Une fois de plus, la diplomatie française a fait preuve de son incommensurable génie, d'un talent, d'une persévérence à toute épreuve, pour réussir, juste avant les régionales, à fléchir l'Allemagne qui refusait que la TVA payée par les restaurateurs français ne descende à 5,5% au lieu de 19,6%. Plus que quelques formalités administratives avec l'Union, et hop, début 2005 (ou 2006, on est jamais trop prudent...) nous paierons notre crème brûlée moins cher. Ah, quelle superbe victoire conquise de haute lutte, voyez les larmes d'émotion couler sur les joues des restaurateurs et la foule admirative se pâmer à l'évocation des milliers d'emplois créés dans nos auberges et gargottes... Oh, là, j'en vois déjà certains dont le sourcil se fronce.
"Comment, suppôt du grand satan libéral, dois-je comprendre à ton sarcasme que tu n'applaudis pas à deux mains une baisse d'impôts en France ? N'est-ce pas pourtant ton icône, que dis-je ton dieu, Ludwig von Mises, qui a dit que toute baisse d'impôts est bonne à prendre ?"
C'est que, honnorable lecteur sceptique, je n'aime pas être pris pour une truffe, et entre un véritable plan de réduction de la pression fiscale dans ce pays et une mesurette, dont je m'attacherai à démontrer le côté trompe-l'oeil plus loin, destinée à s'attacher les voix d'un lobby médiatique à 5 semaines d'une élection à haut risque, il y a un gouffre, que dis-je, une abîme, une fosse marine, un déficit d'entreprise publique !
Passons rapidement sur le psychodrame - sûrement subventionné par le ministère de la culture, vu sa médiocrité - joué par notre gouvernement, avec la bienveillante complicité d'un Gherhard Schröder toujours prêt à soutenir un ami président serviable dans une passe difficile. Pour concrétiser électoralement la baisse de TVA promise aux restaurateurs dans un moment d'égarement démagogique, l'UMP a besoin que cette baisse intervienne peu de temps avant les élections régionales de 2004. Problème, la revendication des restaurateurs est ancienne, et par la voix de leurs représentants, ils crient leur mécontentement depuis longtemps. La pression se fait lourde, Daguin menace de faire perdre l'UMP, l'heure est grave au chateau! Qu'à cela ne tienne, au nom du renforcement de l'axe Franco-Allemand au sein d'une union européenne de plus en plus bancale, l'Allemagne s'opposera publiquement à cet ajustement fiscal le temps nécessaire, permettant à nos chers gouvernants de crier à l'obstruction européenne, pour lever cette opposition au moment électoralement le plus favorable pour redorer le blason bien terni de notre couple exécutif. "Kolossale Finesse, ja !"

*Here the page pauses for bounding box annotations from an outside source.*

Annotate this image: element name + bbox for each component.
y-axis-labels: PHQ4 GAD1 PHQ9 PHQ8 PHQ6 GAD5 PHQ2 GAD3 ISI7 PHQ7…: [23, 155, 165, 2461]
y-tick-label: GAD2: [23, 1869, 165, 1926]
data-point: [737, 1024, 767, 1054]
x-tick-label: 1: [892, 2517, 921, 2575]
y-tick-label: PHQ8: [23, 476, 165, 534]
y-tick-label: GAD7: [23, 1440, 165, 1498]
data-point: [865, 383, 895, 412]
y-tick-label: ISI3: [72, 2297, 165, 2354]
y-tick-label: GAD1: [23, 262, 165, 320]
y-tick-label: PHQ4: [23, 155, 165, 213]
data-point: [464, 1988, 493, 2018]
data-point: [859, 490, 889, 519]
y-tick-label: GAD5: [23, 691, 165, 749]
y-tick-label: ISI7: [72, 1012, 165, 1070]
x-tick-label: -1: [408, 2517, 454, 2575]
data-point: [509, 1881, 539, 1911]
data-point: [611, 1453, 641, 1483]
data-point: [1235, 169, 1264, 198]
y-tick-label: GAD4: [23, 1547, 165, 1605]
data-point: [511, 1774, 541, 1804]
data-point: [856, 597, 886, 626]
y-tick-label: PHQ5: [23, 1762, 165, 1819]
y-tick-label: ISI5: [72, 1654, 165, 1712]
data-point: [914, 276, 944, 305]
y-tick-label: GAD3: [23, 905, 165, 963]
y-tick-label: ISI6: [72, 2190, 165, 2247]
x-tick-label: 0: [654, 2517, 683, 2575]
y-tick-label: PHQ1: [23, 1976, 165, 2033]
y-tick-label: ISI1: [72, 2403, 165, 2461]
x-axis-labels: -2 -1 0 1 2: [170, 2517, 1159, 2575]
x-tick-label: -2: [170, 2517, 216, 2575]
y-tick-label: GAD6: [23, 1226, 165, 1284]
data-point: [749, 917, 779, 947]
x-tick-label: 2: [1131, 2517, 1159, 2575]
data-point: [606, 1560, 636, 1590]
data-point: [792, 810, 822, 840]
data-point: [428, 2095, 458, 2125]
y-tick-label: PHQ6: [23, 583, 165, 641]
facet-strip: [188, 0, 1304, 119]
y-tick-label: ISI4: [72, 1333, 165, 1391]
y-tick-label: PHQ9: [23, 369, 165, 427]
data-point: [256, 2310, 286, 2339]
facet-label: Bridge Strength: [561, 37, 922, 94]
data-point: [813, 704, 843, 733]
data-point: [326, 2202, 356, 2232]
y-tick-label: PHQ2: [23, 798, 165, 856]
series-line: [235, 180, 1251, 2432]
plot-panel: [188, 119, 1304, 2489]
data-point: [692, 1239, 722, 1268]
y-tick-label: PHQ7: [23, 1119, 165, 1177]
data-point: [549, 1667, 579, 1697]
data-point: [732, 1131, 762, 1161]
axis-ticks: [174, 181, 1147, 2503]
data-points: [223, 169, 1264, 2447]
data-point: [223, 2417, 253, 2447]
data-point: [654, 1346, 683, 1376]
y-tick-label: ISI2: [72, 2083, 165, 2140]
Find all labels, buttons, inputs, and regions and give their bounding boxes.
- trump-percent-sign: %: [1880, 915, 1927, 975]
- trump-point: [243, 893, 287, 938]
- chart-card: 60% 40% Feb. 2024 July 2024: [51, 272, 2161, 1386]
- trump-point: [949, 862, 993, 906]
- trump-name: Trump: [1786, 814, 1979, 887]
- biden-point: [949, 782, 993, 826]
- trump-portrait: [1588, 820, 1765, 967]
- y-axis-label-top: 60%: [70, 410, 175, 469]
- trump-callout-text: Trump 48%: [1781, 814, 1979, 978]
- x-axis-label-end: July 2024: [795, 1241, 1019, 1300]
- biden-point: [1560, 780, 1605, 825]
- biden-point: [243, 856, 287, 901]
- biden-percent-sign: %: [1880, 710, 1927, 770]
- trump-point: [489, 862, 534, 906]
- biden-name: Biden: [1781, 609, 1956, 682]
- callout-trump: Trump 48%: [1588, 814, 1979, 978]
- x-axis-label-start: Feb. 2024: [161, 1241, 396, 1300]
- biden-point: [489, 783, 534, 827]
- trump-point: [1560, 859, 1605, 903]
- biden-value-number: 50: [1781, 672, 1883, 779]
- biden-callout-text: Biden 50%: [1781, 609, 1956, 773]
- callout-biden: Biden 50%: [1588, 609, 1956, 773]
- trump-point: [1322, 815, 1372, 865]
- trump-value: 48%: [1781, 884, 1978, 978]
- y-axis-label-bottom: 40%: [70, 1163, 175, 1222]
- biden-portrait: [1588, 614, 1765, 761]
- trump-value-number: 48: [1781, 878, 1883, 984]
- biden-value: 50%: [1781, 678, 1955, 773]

Venons en au fond du problème: la baisse annoncée est un trompe couillon pur et simple.
Tout d'abord, nous avons là un superbe exemple de clientélisme illustrant à merveille un de mes posts récents: selon divers journaux, la baisse promise représenterait un manque à percevoir de l'ordre de 2 à 3 milliards d'euros annuellement. La TVA rapportant environ 110 milliards d'Euros annuels (j'arrondis pour faire vite, ne venez pas me pinailler sur les virgules), la baisse annoncée équivaudrait à un retour du taux principal de 19.6% à 19.1 ou 19.2%, baisse qui aurait profité à tous. Le gouvernement a préféré rincer un lobby jugé électoralement sensible. Clientélisme, vous disais-je, dans un soupir désabusé...
"Mais", me diras tu, Ô lecteur critique, et c'est tout à ton honneur, "une telle baisse de TVA représente une baisse de 1.46 euros (presque 10 francs) sur un menu vendu 10 euros hors taxes, et donc, les nombreux clients de la restauration vont en profiter aussi, ce qui leur laissera plus d'argent à dépenser par ailleurs, ce qui pourra relancer l'économie! Et si les restaurateurs ne répercutent pas intégralement la baisse sur la carte, le surcroit de marge engendré pourra créer des dizaines de milliers d'emplois !". Si ils le disent au journal télévisé, çà doit sûrement être vrai, non ?
Hélas, si tout était aussi simple, la vie serait belle, mais... D'abord, tout le monde ne va pas au restaurant, et ceux qui y vont n'y vont pas à la même fréquence. On peut affirmer sans risque que la part du budget familial consacré à la fréquentation de nos charmants estaminets croit avec le revenu des personnes concernées. Aussi la baisse profitera-t-elle d'abord aux plus aisés, à condition qu'ils préfèrent la gastronomie à d'autres passe temps. Curieusement, le personnel politique est connu pour consacrer une large part de son temps libre à la découverte des saveurs exquises que l'art culinaire français excelle à diffuser. Simple coïncidence, sans doute.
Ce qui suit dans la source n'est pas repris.